Fr'example - we were asked to do PRIDE, so I contacted the folx and set the date. Then I contacted the cheer list and told them that we had an event. People who want to do the event show up for practice, and they show up at the event. People who don't want to - don't. I can be superpsyched about an event but the squad votes with their time and energy - so if no one shows for practice it's because it wasn't important to them. And that's okay. We're not an obligation, we're FUN.

If I come with a cheer and the peeps don't like it, it gets rewritten. If I come with moves, they might get changed. We can't get attached to 'our' stuff or angry if people aren't as enthusiastic as we are, because we're a squad - a community, and we only do it if it's fun. No obligations, everyone can lead.

The other day, Malice turned to me and said - "On reflection, that rhythm you thought up SUCKS" and everyone agreed. Dude, I thought it was RAD. Guess not. It is being redone.

In a model like ours where no one is obligated to show up if they don't like the event/groundrules you choose you are likely to get no one at 'your' practice. (Once again, this has happened to me more than once).

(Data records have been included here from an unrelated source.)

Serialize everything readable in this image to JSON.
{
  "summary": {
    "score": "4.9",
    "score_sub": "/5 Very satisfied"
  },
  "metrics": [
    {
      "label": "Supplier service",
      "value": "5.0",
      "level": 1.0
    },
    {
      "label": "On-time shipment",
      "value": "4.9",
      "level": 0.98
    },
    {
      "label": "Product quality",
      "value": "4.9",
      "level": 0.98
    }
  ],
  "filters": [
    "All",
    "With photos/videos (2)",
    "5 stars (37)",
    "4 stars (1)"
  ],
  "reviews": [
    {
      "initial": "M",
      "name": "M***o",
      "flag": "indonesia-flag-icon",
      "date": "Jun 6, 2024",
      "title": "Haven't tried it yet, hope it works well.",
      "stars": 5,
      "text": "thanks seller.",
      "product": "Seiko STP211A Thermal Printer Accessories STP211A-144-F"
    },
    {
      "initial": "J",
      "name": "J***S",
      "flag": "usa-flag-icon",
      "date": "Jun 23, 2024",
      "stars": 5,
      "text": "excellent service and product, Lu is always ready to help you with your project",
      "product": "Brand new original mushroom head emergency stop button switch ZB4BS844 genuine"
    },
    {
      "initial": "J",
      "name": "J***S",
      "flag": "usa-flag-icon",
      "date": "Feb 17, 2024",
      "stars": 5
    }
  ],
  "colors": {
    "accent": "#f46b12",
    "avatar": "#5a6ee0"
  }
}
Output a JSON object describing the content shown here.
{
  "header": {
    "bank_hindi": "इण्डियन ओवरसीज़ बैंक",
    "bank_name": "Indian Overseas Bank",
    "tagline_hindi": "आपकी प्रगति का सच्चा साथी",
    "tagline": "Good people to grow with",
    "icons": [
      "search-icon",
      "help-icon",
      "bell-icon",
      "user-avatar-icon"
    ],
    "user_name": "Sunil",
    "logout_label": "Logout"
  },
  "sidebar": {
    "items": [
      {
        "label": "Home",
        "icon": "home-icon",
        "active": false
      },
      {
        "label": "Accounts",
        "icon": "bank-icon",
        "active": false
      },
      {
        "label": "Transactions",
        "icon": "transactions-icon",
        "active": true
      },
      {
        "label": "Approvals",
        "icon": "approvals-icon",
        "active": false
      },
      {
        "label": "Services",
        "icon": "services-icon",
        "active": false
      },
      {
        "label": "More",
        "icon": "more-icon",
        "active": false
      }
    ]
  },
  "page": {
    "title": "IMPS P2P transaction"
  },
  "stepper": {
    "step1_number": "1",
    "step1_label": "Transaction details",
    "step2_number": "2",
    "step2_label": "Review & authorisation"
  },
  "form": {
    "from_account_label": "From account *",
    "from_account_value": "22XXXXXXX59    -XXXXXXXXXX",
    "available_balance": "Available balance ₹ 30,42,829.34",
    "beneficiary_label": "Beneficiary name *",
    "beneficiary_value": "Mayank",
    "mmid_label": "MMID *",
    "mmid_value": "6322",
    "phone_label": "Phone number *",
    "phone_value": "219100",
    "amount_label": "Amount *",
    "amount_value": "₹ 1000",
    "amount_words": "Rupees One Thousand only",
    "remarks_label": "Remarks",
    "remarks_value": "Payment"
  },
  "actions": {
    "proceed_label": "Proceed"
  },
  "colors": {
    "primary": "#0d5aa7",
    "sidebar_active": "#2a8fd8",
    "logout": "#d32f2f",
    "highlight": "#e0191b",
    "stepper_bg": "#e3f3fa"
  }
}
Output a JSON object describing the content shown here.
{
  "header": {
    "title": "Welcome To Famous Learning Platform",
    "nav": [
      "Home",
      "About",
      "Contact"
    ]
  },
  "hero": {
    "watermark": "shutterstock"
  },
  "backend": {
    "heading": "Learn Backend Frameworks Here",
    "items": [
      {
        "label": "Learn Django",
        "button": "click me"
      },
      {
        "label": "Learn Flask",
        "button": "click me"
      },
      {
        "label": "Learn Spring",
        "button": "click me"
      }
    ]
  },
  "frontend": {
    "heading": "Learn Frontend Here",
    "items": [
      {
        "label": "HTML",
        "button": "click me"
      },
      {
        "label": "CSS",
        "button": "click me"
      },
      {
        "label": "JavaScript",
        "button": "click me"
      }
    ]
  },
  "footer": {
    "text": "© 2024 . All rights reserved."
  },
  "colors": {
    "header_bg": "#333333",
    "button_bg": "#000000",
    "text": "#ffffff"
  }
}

And then you have to take a long look at yourself and talk to your sisters.

It's CHAOS, but it works. And it forces us to take all our needs into consideration or we end up standing alone - and that's no fun. I might be thoroughly convinced that that rhythm I wrote is the BEST EVER (it was, I swear!). But I'll be cheering it by myself.

Some people (including me sometimes, when I think 6 people are coming but only 1 shows) need more rules, more structure and designated 'leaders'. And I think that could totally work - with a different set of cheerleaders. Some people want a more performance-based squad with a required number of practices to be allowed to perform and a certain level of skill. And I think that could work - with a different set of cheerleaders.

We had a period where we tried some of those things and no one showed up for practice, I didn't show up for practice. It was a pretty clear message. And the squad nearly died over it. For a year we did nothing as tension mounted and some people felt hurt that their vision of the squad was not materializing, and others felt devalued because they were not allowed to change the rules to fit the group consciousness. Standoff = no one cheers. It sucked. So after a year of nothing, we just put out the call again to ALL the ladies who'd ever been involved and ALL the ladies we'd ever heard wanted to be and we started practicing again.

And it is anarchy, and it's working. And if it stops working we'll know, because we'll be at practice all alone. Again.